So I think both loops will work the same way. They are both going to process their messages while there are any in their local queue. The total processing time will probably only be a few ms even if you are constantly moving your mouse. Once windows stops sending your process messages and moves on the the next process is when your game will do all of its stuff. Sorry if I got it wrong or confused you more. I''m still a beginner too.

Take a look at Tricks on page 52-53 for some figures and a better explanaition.

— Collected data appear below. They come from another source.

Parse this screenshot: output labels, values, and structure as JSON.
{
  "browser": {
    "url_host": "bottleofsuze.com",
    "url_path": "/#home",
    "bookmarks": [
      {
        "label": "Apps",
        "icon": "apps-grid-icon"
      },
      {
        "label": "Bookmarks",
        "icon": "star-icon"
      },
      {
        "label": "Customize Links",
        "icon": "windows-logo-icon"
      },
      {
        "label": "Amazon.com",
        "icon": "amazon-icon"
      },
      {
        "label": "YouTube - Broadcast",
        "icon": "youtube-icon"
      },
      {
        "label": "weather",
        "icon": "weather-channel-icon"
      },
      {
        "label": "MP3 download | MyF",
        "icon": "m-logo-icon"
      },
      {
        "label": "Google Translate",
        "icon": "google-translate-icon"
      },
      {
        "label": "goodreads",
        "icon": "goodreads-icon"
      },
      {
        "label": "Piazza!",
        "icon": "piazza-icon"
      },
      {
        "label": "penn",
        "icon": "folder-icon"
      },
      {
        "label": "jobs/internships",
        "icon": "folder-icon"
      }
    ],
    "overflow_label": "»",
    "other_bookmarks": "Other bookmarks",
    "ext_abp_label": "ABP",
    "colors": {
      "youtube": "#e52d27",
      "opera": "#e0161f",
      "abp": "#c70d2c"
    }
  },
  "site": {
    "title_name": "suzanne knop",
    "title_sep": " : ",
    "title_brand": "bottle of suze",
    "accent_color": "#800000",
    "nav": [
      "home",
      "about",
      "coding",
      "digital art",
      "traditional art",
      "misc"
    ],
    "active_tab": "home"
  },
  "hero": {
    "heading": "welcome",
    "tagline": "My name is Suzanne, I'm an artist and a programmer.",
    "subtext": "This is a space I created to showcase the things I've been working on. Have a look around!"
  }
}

p.s. excuse me english. im from L.A.
**DrunkenBastard puts on a bunny suit and beats you to death with a metal dildo**
I''m not even sure that windows sends a message if the mouse is moved. That''s for you to determine by polling the mouse every frame. Anyway, I use the method you posted, and it works fine. I guess windows sends messages so infrequently that the drop in frame rate is unnoticable. Doing it the other way may be better, as long as you make sure not to do anything silly like running the game code after recieving a destroy message and shutting down.
Tolerance is a drug. Sycophancy is a disease.
DrunkenBastard is right, even if you continuously move the mouse, you cannot generate enough messages to stop the else code from executing. However, I still prefer the method without the else. If there is ever a time when there are a ton of messages being genereated, then code without the else will be more robust. And since it appears to work the same most of the time, it does not hurt to remove the else.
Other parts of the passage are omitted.